Capernaum

Capernaum

Nadine Labaki (2018)

In the Christian gospels, the village of Capernaum on the shores of the Sea of Galilee is a place where Jesus performs miracles.  Nadine Labaki’s Capernaum, showing at the London Film Festival, describes a world in which divine intervention is conspicuous by its absence.  In his concluding speech, the film’s twelve-year-old protagonist Zain (Zain al Rafeea) denounces God:  ‘I thought I’d grow up to be a good and respected man but God doesn’t want that – he wants us to be floor mats’[1].  According to Wikipedia, the word ‘capharnaum’, derived from the village’s name, came to mean ‘a place with a “disorderly accumulation of objects” ‘.  This is the sense of the title of Labaki’s film:  when ‘Capernaum’ appears on the screen at the start, the accompanying English subtitle is ‘Chaos’.

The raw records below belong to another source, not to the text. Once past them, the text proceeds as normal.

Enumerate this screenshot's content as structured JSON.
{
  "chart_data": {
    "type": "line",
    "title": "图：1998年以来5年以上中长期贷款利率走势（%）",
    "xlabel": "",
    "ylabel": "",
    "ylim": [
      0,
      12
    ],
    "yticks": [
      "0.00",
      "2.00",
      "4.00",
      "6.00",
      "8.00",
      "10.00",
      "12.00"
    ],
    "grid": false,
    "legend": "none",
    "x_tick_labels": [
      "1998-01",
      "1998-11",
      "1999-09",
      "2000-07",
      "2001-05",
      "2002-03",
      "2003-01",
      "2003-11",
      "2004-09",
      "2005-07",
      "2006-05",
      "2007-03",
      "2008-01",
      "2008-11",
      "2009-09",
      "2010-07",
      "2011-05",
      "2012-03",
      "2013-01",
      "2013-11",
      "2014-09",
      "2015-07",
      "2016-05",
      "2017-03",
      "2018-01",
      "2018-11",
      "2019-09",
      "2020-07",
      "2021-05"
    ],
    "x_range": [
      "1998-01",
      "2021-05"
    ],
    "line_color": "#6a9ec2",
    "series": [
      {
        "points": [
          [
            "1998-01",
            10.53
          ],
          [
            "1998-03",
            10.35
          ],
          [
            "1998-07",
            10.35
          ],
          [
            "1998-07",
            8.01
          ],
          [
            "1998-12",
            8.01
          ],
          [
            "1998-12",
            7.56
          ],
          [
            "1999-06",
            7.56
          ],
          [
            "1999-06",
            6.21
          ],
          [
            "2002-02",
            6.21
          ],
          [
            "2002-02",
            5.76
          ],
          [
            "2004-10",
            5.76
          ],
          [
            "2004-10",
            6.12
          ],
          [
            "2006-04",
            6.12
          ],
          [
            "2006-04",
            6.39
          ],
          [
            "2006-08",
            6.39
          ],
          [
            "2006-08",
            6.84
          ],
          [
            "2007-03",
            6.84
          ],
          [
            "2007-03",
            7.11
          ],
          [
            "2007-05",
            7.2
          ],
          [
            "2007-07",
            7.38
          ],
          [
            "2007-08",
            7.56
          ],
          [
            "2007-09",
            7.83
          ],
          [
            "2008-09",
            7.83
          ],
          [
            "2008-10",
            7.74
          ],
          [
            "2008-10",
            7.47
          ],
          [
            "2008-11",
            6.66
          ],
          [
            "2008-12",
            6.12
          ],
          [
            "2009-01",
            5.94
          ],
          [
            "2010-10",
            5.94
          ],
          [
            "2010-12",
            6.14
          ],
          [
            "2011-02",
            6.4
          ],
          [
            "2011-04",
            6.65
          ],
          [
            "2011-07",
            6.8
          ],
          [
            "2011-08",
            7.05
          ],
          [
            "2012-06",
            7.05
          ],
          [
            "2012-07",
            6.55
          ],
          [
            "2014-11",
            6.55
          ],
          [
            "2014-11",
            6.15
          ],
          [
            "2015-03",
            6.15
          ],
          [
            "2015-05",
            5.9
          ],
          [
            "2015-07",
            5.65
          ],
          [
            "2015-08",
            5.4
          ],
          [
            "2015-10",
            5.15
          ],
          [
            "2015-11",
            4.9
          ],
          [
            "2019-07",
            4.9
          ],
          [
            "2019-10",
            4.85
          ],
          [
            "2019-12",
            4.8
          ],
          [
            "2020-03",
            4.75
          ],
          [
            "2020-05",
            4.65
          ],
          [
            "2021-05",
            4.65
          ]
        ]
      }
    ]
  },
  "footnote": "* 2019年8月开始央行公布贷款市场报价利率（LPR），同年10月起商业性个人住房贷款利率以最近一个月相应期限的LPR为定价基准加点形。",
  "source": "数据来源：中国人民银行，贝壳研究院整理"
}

Written by Labaki and others (Jihad Hojaily, Michelle Keserwany, Georges Khabbaz, Khaled Mouzanar), Capernaum is a distinctive coming-of-age story, set in present-day Lebanon.  Zain starts off as a tough, streetwise kid, living with his family in poor and cramped conditions in Beirut.  Disgusted when his parents (Kawsar Al Haddad and Fadi Yousef) sell his eleven-year-old sister Sahar (Haita ‘Cedra’ Izzam) in marriage to a local shopkeeper, Zain runs away from home and starts living on his wits.  He meets Rahil (Yordanos Shiferaw), an Ethiopian refugee, and looks after her infant son Yonas (Boluwatife Treasure Bankole) when she’s out at work.  Zain eventually returns home and, after learning of Sahar’s fate, commits a violent crime in revenge.  He is sentenced to five years in prison.  While in jail, he takes his mother and father to court – on the charge of bringing him into the world.

This extraordinary notion is a real hook and the trial sequences, staged realistically, are intriguing at first, as the judge (Elias Khoury) questions Zain and his parents.  But the courtroom conceit proves to have less substance than it seems to promise, supplying little more than a basic narrative framework for the main action describing the boy’s odyssey.  In the end, it’s not even clear if the trial is purely metaphorical – there’s no indication of a verdict being given or sentence passed.  Although Nadine Labaki no doubt believes the film’s audience must form their own moral judgment, this still seems a bit of a cheat.  We wouldn’t have engaged with her story in the same way if we hadn’t at first thought that an actual trial was taking place.

Capernaum, though sometimes emotionally powerful, is problematic in ways that Labaki surely didn’t intend.  With her DP Christopher Aoun, she creates some remarkable overhead shots of blasted areas of Beirut; she also provides various potent illustrations of dehumanisation.  Whether these offer fresh insight into hardship familiar from television news and documentary is arguable.  Most viewers of the film won’t need to be shown the effects of benighted tradition and poverty on an innocent kid in order to be appalled by them.  Zain is endlessly fearless and resourceful – right through to the moment when, in prison, he watches a TV phone-in programme about the mistreatment of children and seizes the opportunity.  His call is broadcast; this triggers the lawsuit against his parents.  Yet Labaki’s attempt to show the resilience of a child in adversity is caught in the same sort of bind as Benh Zeitlin’s Beasts of the Southern Wild a few years ago.  In dramatising Zain’s courage and endurance, Capernaum makes him thoroughly exceptional among the youngsters who appear in the film.  That makes it less easy to see him as representative of a generation trapped in the same deprivation.

The film is often awkward when Labaki strains for a dramatic highlight, especially when the highlight is centred on Rahil, well though Yordanos Shiferaw plays her.  It feels forced when this young woman, also now in detention, catches sight of Zain among the crowds of prisoners in the jail they’re both in and calls out to him.  Even though it’s touching, Rahil’s final reunion with her child is more willed than convincing.  The polished rhetoric of Zain’s indictment of God is a jarring departure from the boy’s usual foul-mouthed wit.  Zain al Rafeea shows great stamina as well as plenty of talent in carrying the huge load that Nadine Labaki places on him.  She expects a lot of the toddler playing Rahil’s son too and this is sometimes uncomfortable to watch.  When Yonas is crying, this can’t be because Boluwatife Treasure Bankole (a girl) is a precociously good actor.  It must be because she’s truly upset.